New regulatory framework for microinsurance (Policy Document July 2011): Key pillars • Microinsurance license under current or separate legislation • Level playing field for providers • players providing same products subject to same regulatory requirements - license open to public companies, private companies and cooperatives • Product standards and benefit limits • Risk products only, long and short-term products under same license • Life insurance limit: R50,000 • In-life (e.g. legal, unemployment) limit: R50,000 • Asset limit: R100,000 • Lower prudential standards • Minimum upfront capital of R3m • Appropriate intermediary requirements • More effective supervision and enforcement
New regulatory framework for microinsurance (Policy Document July 2011): Implementation strategy • Transitional phase of 3 years • Phase 1: • During first 12 months following enactment of the Act, nominal registration for all entities underwriting their own books without being registered as insurers. • Nominal registration will provide amnesty from regulatory prosecution for rest of 3 year period. • Phase 2: • During remainder of three years, all entities registering as microinsurers will be permitted to register with minimum capital of R1.5m – treated as provisional license holder. Capital to be built up to R3m over remainder of period. • All entities that can meet full compliance requirements may register as microinsurer any time during 3-year period.

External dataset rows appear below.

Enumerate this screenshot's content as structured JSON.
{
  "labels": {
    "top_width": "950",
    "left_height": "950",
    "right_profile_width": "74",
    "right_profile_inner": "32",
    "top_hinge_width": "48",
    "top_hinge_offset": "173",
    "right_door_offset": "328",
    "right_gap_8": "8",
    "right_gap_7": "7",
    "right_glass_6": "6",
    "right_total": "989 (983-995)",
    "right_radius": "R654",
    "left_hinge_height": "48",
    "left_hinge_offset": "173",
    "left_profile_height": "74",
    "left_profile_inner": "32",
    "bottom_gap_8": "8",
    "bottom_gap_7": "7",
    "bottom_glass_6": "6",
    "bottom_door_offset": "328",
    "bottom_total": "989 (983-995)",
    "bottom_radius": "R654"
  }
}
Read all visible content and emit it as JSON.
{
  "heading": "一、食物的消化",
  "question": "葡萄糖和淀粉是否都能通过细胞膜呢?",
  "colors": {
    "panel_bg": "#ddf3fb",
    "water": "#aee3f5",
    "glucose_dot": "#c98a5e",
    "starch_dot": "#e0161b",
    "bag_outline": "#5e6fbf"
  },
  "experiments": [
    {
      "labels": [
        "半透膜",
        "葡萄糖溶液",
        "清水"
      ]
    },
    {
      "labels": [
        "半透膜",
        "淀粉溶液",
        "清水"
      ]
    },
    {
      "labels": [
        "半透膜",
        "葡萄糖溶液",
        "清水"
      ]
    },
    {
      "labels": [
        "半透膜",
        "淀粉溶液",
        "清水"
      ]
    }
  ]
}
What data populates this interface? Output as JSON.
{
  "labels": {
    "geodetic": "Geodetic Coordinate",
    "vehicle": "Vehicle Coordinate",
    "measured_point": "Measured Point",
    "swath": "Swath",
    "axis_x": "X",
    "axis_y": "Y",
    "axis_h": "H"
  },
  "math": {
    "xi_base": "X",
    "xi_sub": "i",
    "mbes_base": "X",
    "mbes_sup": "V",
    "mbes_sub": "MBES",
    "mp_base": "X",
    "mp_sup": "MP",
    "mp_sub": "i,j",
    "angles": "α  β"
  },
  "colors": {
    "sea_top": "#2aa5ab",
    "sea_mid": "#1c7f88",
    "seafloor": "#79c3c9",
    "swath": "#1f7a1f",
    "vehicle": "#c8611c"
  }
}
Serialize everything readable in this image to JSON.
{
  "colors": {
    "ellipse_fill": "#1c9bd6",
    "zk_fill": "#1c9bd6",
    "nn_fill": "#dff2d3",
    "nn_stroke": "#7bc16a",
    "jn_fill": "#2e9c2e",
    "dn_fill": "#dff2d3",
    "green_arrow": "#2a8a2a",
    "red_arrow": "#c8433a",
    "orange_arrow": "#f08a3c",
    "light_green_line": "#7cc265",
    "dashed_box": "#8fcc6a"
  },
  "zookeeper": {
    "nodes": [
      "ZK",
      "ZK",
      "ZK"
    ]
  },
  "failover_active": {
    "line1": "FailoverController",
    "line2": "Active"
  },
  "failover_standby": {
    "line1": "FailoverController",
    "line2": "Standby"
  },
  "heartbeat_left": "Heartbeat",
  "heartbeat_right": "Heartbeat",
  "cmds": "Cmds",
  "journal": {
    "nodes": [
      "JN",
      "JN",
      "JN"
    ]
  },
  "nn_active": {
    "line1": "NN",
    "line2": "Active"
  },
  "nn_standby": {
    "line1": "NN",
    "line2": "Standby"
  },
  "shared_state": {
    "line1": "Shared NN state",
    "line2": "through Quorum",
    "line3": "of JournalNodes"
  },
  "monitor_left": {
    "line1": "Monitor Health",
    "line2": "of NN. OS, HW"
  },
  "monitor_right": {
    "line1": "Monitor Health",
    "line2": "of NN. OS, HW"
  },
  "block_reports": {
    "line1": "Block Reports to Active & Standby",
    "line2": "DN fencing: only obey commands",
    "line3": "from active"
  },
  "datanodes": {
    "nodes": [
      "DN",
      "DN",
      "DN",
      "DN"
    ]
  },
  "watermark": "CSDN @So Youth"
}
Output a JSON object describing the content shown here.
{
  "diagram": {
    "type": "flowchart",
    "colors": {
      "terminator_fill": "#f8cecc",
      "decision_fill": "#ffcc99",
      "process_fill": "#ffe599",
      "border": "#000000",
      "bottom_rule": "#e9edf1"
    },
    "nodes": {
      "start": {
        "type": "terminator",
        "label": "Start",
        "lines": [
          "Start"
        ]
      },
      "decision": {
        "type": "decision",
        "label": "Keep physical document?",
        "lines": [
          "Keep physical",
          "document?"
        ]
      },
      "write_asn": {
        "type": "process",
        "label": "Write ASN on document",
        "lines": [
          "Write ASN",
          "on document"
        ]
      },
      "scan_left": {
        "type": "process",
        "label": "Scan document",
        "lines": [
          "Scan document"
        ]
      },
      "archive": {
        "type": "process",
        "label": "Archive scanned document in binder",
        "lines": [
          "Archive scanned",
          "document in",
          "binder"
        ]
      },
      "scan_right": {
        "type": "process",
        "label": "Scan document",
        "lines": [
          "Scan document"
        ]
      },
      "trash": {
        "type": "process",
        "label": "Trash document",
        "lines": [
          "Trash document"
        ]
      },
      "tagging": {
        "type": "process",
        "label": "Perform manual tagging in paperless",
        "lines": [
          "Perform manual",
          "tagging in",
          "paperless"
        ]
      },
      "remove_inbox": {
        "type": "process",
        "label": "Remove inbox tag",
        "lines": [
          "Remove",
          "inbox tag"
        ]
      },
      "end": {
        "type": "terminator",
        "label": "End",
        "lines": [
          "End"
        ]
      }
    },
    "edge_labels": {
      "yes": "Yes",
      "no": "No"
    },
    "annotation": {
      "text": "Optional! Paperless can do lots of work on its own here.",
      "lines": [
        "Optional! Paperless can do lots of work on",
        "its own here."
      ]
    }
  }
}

New regulatory framework for microinsurance (Policy Document July 2011): Implications for burial societies • Informal groups that do not guarantee cover able to continue operating informally(but must act in accordance with regulatory framework for cooperatives as supervised by dti) • When proposed membership threshold of 2,5000 reached, will need to register with FSB for microinsurance license • Microinsurance options for cooperatives: • Option 1: autonomously underwrite own risk – obtain own microinsurance license • Option 2: obtain underwriting from a licensed insurer • Option 3: consolidate under a secondary cooperative that obtains own microinsurance license • Option 4: enter into a cell captive or similar arrangement.